The germ is a very, very small body; it is the smallest living body that we know. Later we shall learn that our bodies are made up of cells, and that these cells are extremely small—so small that it takes a very powerful microscope to see one of them. The germ is still smaller than the cells in our bodies, and it is made of a single cell. There are a great many kinds of germs in the world. Fortunately, most of them are not harmful. Some germs cause disease, but there are other germs that not only are not harmful, but are actually helpful to men. Among the helpful germs are those that enrich the ground, and these should be protected; but all germs that cause disease should be destroyed as rapidly as possible. These germs are fighting all the time against our health. They are not armed with guns and cannon, neither do they build forts from which to fight; but they get inside our bodies and attack us there.

How to fight germs

There are three principal ways by which we fight disease germs: first, by keeping our bodies so well and strong that germs cannot live in them; second, by keeping germs out of our bodies; third, by preventing germs from accumulating in the world—that is, by killing as many of them as possible.

If it is possible to keep so well and strong that disease germs cannot live in our bodies, you will naturally infer that there are other causes of sickness besides disease germs. That is true, for there are a great many things beside germs that cause our bodies to get into such a condition that disease germs can enter and grow and make us ill. We sometimes call this a "run-down" condition. Before we begin, then, to study the germs that cause disease, we must learn how to keep our bodies strong and ready to fight these germs.

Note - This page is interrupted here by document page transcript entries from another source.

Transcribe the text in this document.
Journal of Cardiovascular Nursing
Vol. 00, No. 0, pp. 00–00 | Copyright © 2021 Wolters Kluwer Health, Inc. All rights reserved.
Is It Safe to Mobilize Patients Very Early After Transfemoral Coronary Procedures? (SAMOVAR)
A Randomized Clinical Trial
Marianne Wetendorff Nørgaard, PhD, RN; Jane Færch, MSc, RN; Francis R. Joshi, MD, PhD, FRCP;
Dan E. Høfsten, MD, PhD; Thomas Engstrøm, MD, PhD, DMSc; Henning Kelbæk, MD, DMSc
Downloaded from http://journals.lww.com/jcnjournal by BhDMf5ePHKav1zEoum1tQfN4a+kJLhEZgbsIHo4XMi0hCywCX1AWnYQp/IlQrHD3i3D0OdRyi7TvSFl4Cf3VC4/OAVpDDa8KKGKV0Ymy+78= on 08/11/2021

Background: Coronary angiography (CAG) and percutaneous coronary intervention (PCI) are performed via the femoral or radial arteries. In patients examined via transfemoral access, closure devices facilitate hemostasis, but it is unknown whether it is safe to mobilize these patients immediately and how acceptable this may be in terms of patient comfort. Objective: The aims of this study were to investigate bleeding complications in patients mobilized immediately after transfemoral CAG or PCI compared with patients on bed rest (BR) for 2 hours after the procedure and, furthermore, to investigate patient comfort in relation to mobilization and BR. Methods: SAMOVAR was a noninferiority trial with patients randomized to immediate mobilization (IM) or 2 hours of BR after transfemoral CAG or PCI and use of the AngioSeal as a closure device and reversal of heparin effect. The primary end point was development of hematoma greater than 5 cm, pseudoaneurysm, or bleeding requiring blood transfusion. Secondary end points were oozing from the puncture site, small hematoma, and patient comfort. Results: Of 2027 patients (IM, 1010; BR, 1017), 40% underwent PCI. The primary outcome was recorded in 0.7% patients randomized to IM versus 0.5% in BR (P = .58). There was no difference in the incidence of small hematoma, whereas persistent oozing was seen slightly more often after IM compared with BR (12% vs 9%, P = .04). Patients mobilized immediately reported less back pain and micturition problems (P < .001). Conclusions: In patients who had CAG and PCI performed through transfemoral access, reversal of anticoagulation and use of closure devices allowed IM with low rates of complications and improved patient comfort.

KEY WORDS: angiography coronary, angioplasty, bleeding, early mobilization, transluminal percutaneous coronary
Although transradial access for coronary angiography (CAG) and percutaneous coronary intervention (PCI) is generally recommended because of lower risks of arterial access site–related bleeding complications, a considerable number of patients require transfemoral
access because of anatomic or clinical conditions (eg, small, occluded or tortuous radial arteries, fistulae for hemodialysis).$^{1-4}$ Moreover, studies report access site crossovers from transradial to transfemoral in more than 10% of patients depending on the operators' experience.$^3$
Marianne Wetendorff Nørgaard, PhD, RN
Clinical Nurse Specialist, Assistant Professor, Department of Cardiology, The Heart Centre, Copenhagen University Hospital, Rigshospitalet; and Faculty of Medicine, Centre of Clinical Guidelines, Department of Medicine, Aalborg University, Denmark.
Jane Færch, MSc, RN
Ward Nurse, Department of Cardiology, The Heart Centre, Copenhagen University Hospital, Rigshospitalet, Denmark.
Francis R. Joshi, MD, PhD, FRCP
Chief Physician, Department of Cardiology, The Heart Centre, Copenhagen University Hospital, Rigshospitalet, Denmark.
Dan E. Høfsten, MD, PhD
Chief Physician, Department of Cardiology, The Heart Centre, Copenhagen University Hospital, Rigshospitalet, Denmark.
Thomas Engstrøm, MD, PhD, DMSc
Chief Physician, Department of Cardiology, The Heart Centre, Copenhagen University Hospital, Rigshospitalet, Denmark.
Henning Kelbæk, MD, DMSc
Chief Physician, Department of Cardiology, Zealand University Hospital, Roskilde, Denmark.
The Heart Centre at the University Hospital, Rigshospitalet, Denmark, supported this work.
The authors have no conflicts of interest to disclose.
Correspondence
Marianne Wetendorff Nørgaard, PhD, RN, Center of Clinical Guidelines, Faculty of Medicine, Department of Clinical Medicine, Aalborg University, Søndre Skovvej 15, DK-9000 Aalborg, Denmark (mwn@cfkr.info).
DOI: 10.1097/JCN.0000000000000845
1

Questions. 1. What evidence have we that sickness is not natural? 2. Name some of the fights going on in the animal world. 3. What can you say of the amount of illness caused by germs? 4. Tell what you have learned about germs. 5. Name three ways of fighting germs.

Remember. 1. Most sickness comes from failure to observe Nature's laws. 2. We must keep up a constant fight against germs that cause sickness. 3. We fight germs by killing as many of them as we can, and by keeping our bodies so strong that if a disease germ enters it cannot grow.